The GPU Bottleneck: OpenAI’s Compute Struggles
Despite AI’s deflationary potential, OpenAI faces a massive bottleneck in computing power. The company revealed that its GPU infrastructure is operating at full capacity—both during training, when AI models are built, and inference, when they are deployed in real-world applications.
This is a major concern in an industry where AI breakthroughs are directly tied to computing resources. Morgan Stanley analysts noted that a small number of dominant players are monopolizing the training of large language models (LLMs), requiring unprecedented levels of compute power. With growing speculation about the long-term demand for GPUs, OpenAI’s admission highlights a critical industry-wide challenge.

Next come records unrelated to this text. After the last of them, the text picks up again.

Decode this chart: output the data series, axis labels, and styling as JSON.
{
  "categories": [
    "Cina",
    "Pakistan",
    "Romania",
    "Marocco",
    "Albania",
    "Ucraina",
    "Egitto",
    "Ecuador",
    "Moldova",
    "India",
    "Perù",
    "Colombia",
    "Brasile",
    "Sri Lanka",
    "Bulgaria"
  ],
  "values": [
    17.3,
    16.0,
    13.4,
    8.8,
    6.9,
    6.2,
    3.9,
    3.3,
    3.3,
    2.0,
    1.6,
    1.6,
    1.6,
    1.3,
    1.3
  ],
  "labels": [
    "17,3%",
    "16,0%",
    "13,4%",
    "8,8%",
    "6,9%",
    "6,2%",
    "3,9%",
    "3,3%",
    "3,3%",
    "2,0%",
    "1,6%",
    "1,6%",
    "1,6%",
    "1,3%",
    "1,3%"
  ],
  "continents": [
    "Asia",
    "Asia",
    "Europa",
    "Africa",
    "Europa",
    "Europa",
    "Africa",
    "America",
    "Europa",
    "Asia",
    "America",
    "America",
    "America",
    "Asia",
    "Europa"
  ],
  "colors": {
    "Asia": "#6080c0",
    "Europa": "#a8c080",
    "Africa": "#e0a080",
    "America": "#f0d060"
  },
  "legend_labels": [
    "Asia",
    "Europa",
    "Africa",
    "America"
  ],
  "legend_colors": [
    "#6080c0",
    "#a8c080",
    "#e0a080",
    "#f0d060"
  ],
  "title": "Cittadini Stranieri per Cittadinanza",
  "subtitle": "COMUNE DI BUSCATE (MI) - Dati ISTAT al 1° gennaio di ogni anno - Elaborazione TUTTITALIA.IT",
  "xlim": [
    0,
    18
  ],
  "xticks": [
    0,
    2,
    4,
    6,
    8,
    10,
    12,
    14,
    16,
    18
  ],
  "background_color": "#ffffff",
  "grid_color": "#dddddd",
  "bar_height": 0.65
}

Synthetic Data: OpenAI’s Answer To Training Limitations
While compute capacity remains a bottleneck, data supply isn’t an issue for OpenAI. The company emphasized that it can leverage GPUs and existing AI models to generate synthetic data, a practice that is becoming increasingly valuable in training next-generation AI.
Unlike compute power, which remains a scarce resource, synthetic data allows AI systems to continue improving without relying solely on real-world datasets. Morgan Stanley analysts pointed out that while compute shortages and energy constraints may pose long-term challenges, data availability is not among OpenAI’s primary concerns.
As AI continues to evolve, Altman’s insights provide a crucial look at the challenges and opportunities shaping the industry. The deflationary effects of AI, compute limitations, and the rise of synthetic data will all play a pivotal role in determining the future of AI’s impact on the global economy.